Tuesday, November 3, 2009

NACCM 2009: How to Get The Whole Cookie

This was a split session where we got to hear two different experts share their ideas about how to create loyal customers.

Kevin Mellander, Director of Customer Care for Allegiance focused on making sure you get the “whole cookie.” Creating uber-loyal customers requires four components:

  • Quality Product
  • Service/experience
  • CRM/Rewards
  • Feedback management

Many times, companies will focus on the first three, but to get the whole cookie (in Kevin’s analogy), you have to make sure you institute solid feedback management. The main reason? You can’t be everywhere all the time, so you need ways to gather feedback.

When Kevin talks about creating uber-loyal customers, what he’s referring to is customers who are engaged.

There are three levels of customer: Satisfied, Loyal, and Engaged.

Satisfied customers don’t necessarily come back to you.

Loyal customers might come back, but if they experience a problem they’ll likely defect.

Engaged customers will actually bring problems to you to fix. They’ll forgive your mistakes, and they’ll even wear your logo!

Another way to look at customers is to categorize them as Disengaged, Swing, or Engaged. The big goldmine is the swing group. If you can sway even one or two percent of these customers to move into being engaged, it can add significant dollars to your bottom line.

Engaged customers have some interesting and desirable behaviors:

  • They buy more.
  • They stay longer.
  • They promote your business for you.
  • If you mess up, they’ll tell you.

Why engagement is the best goal:

  • It’s measurable – a business asset!
  • It’s a unique differentiator, built on win-win relationships
  • It’s made possible through comprehensive VOC and EFM efforts – (Voice of the Customer and Enterprise Feedback Management)
The world of feedback is complex – there are so many ways to give/get feedback from face to face, to facebook. And much of it is immediate.

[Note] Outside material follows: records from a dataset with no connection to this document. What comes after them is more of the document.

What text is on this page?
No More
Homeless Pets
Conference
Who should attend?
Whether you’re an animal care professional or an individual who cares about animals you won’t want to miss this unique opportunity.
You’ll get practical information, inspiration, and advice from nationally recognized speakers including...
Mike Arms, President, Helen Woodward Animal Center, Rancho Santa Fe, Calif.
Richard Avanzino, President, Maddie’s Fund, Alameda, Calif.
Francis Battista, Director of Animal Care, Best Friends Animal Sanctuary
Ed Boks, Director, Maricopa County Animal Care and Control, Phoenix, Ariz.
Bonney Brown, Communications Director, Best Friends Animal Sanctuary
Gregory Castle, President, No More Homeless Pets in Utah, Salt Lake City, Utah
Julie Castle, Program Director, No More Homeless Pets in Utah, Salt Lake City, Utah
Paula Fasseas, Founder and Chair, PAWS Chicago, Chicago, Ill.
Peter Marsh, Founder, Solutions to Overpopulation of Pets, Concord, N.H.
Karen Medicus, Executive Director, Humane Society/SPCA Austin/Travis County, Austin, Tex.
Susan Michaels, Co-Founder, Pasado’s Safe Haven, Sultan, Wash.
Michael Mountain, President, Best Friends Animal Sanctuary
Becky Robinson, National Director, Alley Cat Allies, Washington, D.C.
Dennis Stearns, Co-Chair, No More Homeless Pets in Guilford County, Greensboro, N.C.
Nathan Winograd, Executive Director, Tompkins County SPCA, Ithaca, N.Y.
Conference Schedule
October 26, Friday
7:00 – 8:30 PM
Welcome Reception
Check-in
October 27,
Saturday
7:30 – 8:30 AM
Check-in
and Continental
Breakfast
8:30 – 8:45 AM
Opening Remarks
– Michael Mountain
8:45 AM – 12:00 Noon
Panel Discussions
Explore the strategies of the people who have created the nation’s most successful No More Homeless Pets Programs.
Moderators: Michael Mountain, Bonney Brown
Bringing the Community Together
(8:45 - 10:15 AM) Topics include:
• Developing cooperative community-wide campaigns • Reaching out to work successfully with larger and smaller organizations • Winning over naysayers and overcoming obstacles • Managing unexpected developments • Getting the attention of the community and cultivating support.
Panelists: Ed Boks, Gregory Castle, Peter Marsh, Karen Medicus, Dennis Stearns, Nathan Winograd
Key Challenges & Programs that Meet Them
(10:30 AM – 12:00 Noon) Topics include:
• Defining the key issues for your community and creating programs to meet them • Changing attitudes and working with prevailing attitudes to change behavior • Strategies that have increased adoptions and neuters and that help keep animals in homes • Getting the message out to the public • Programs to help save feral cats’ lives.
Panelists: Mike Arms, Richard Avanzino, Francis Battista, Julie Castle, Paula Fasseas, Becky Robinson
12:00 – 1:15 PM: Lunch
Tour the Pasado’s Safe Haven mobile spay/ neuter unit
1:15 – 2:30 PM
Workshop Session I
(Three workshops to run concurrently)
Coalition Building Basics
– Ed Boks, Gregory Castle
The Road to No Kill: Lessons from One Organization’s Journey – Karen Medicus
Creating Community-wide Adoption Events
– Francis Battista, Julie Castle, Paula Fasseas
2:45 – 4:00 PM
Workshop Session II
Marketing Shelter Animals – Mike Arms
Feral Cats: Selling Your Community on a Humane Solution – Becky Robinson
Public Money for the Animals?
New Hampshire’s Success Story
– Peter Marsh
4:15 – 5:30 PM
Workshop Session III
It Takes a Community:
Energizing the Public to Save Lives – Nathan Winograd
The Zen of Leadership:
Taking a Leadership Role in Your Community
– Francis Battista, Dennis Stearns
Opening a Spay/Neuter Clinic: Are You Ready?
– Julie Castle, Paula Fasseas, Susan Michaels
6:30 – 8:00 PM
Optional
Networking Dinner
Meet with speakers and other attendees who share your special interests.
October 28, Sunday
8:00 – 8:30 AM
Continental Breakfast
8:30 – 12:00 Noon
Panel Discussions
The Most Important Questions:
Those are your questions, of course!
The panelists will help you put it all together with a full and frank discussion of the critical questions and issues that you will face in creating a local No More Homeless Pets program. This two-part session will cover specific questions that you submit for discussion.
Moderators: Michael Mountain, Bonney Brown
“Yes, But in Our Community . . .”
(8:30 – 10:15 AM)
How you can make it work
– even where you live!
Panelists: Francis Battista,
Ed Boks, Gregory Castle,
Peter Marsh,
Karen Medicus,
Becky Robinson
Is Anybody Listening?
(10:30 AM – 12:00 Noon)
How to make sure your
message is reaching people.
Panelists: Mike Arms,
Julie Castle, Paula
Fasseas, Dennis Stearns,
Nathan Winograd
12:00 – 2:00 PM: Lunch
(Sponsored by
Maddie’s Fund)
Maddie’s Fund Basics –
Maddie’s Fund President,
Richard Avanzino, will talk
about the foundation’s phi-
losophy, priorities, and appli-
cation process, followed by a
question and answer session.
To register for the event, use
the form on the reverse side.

We should always look at feedback as a GIFT. It’s a chance to do something.

If you don’t believe that engaged customers are worth pursuing, consider this quote from a Harvard Business Review study that states “Highly engaged customers deliver a 23% increase in share of wallet.”

The second half of this session was conducted by Bob Caruso, Managing Director, Endeavor Management.

Bob began by asking the audience if they knew which company has been able to sell 20,000 tickets to their corporate event for $125 each in only 75 seconds (it would have been 30, but there was a technical glitch). It’s Blizzard Entertainment – Creators of World of Warcraft.

How has Blizzard Entertainment been able to create such a fanatical following for their video games? They create loyalty through ongoing dialog with their customers. They may be the only video game company that employs “game masters” who you can access while you’re playing the game to ask questions!

Bob challenged us to Develop Deep Advocacy through the following:

Customer experience

  • How do you think through the whole experience, even from the pre-sale moment?
  • How can you serve them at each step of the customer cycle?

Brand Perception

  • Are your customers proud to do business with you? (I.e., Ritz Carlton)

Psychological Preferences

  • Determining the customers who WILL be loyal. Some will not, no matter what.


  • Give people an opportunity to be loyal.
Bob also had some thoughts about how 2009 brought new challenges, including the absolute critical need to rebuild trust in our customers. Over 90% of people in a recent survey stated that trust and honest communication are important to them when doing business with a company. The key to building, and rebuilding, trust is communication.

One of the most interesting concepts in this session was the idea that your behavior gives your customers a perception of your company. They respond with a behavior that leads to a business result. So you have to evaluate your actions and behaviors constantly by asking yourself:

  • What is the estimated gain of doing it right?
  • What is the estimated cost of doing it wrong?